Я совершил ошибку уже в том, что придал своему возрасту излишнюю значимость. Но как я мог избежать этого, если все зеки вокруг постоянно напоминают мне о юбилее, напрашиваясь за будущий стол с угощениями? Называют в шутку «стариком» и зовут меня не иначе, как по имени-отчеству.

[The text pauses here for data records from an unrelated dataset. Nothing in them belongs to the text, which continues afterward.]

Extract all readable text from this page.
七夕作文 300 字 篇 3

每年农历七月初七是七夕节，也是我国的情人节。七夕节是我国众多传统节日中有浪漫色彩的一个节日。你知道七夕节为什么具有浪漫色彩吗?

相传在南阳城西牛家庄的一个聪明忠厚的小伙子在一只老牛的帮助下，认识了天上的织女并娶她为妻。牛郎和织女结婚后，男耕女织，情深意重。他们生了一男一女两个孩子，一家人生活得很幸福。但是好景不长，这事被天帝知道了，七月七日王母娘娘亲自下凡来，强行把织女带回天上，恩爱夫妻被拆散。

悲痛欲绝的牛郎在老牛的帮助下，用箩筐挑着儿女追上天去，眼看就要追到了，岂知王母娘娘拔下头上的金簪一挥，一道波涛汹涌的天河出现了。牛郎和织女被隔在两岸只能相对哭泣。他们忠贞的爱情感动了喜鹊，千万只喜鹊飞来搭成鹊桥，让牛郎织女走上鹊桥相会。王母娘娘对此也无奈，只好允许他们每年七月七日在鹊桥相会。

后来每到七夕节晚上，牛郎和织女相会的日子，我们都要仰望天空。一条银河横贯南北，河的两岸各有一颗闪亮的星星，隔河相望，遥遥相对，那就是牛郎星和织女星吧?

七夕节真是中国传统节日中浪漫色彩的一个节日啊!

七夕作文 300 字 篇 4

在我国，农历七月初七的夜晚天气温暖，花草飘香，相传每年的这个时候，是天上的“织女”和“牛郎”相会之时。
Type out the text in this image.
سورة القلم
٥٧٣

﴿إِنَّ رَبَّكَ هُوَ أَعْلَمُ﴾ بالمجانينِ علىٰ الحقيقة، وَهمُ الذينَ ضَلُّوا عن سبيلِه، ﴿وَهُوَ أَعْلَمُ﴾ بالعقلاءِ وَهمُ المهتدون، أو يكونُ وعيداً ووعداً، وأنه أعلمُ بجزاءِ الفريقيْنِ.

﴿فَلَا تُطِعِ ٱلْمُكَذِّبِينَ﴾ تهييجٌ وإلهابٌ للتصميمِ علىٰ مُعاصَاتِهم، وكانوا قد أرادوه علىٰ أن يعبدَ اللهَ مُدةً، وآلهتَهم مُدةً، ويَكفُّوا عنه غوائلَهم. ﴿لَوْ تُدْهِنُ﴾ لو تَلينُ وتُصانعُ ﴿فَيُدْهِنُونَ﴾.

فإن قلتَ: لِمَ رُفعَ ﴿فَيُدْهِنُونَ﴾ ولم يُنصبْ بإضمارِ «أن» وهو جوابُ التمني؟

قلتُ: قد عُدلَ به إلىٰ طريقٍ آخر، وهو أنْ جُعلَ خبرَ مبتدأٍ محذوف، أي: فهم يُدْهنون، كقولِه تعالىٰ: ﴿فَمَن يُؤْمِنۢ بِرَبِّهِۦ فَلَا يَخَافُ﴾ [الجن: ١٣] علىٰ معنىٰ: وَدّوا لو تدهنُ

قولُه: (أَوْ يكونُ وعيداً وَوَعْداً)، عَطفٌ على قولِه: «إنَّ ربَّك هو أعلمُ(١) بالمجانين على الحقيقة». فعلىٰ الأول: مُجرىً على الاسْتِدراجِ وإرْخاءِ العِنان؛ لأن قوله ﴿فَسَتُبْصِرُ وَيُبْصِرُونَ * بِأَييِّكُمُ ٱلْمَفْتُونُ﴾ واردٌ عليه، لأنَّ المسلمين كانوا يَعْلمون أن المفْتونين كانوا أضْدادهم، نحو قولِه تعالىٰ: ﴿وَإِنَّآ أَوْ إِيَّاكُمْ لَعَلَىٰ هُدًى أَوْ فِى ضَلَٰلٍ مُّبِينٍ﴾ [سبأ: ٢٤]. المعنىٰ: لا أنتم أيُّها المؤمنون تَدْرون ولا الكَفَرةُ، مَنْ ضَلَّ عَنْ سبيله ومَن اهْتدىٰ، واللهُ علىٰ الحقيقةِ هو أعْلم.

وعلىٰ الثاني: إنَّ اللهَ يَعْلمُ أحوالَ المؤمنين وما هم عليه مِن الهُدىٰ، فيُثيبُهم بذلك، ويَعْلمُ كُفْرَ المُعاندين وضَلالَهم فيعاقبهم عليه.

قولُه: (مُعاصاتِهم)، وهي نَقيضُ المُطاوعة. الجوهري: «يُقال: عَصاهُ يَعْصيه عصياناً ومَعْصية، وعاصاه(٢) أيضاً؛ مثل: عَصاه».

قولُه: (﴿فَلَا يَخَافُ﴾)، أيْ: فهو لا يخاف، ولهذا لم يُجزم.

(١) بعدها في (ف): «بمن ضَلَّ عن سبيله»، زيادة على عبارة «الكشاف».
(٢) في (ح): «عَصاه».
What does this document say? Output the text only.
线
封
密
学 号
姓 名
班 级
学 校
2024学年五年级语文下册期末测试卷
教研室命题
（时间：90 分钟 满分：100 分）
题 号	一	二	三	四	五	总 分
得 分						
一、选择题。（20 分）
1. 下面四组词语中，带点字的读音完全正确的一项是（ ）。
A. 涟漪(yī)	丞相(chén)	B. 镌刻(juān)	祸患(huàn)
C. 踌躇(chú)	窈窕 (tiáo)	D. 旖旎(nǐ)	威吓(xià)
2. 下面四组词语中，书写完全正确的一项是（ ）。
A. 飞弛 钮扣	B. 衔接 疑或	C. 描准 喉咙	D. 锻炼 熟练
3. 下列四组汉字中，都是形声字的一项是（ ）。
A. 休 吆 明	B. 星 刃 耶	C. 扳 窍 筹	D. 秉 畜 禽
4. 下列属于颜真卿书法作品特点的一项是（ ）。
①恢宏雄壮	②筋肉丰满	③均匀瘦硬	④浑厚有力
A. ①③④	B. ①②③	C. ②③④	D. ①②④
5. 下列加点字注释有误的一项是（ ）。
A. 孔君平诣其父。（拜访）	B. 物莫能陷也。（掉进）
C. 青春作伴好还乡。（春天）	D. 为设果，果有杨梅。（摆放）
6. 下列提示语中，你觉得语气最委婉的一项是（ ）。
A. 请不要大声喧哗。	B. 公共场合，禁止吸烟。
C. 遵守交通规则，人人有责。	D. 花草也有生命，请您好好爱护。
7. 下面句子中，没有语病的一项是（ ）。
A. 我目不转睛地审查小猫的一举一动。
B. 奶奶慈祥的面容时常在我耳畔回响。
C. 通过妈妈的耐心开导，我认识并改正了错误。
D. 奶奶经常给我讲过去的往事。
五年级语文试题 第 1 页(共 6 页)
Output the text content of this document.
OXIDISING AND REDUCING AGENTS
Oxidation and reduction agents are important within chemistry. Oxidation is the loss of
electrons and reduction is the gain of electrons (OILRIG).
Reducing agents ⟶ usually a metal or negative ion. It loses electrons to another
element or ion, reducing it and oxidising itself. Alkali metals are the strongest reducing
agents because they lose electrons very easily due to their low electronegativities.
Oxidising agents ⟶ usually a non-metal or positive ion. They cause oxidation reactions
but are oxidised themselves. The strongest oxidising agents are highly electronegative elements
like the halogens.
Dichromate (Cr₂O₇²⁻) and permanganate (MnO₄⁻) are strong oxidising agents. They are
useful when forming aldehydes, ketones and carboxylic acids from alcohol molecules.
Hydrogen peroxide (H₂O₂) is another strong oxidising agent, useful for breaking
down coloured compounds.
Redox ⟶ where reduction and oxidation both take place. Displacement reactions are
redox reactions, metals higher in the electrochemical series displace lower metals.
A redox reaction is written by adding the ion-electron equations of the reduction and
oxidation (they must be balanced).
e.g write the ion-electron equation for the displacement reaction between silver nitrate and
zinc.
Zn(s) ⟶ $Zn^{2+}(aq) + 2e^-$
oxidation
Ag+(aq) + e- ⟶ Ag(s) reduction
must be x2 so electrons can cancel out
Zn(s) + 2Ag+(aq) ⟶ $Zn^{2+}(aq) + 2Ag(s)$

С этим, кстати, беда. По имени-отчеству меня зовут даже некоторые сотрудники. Недавно курирующий меня оперативник устроил мне разнос, дескать я принуждаю зеков звать меня не просто по имени. Я заметил, что может это вежливость и банальное воспитание, что здесь плохого? Опер рассердился: «У спецконтингента есть только фамилия и имя, а по имени-отчеству здесь зовут только представителей администрации». В этот момент в кабинет зашёл заместитель начальника колонии по кадрам и воспитательной работе, майор между прочим, и, увидев меня, воскликнул: «Антон Юрьевич, ко мне потом зайдите...»

Оперативник был в шоке, я лишь пожал плечами и улыбнулся. Не иначе, я всё же старик.

3 - Сибирские зимы

27.12.2016

В Сибирь этап привёз меня зимой. Первая память — два десятка ледяных наручников на длинном шнуре, «гусеница» из  мужчин и женщин вперемежку, онемевшие руки и долгий конвой из «столыпина» в автозак. Мимо проплыл привокзальный киоск, и вид горячих чебуреков за стеклом немного меня согрел.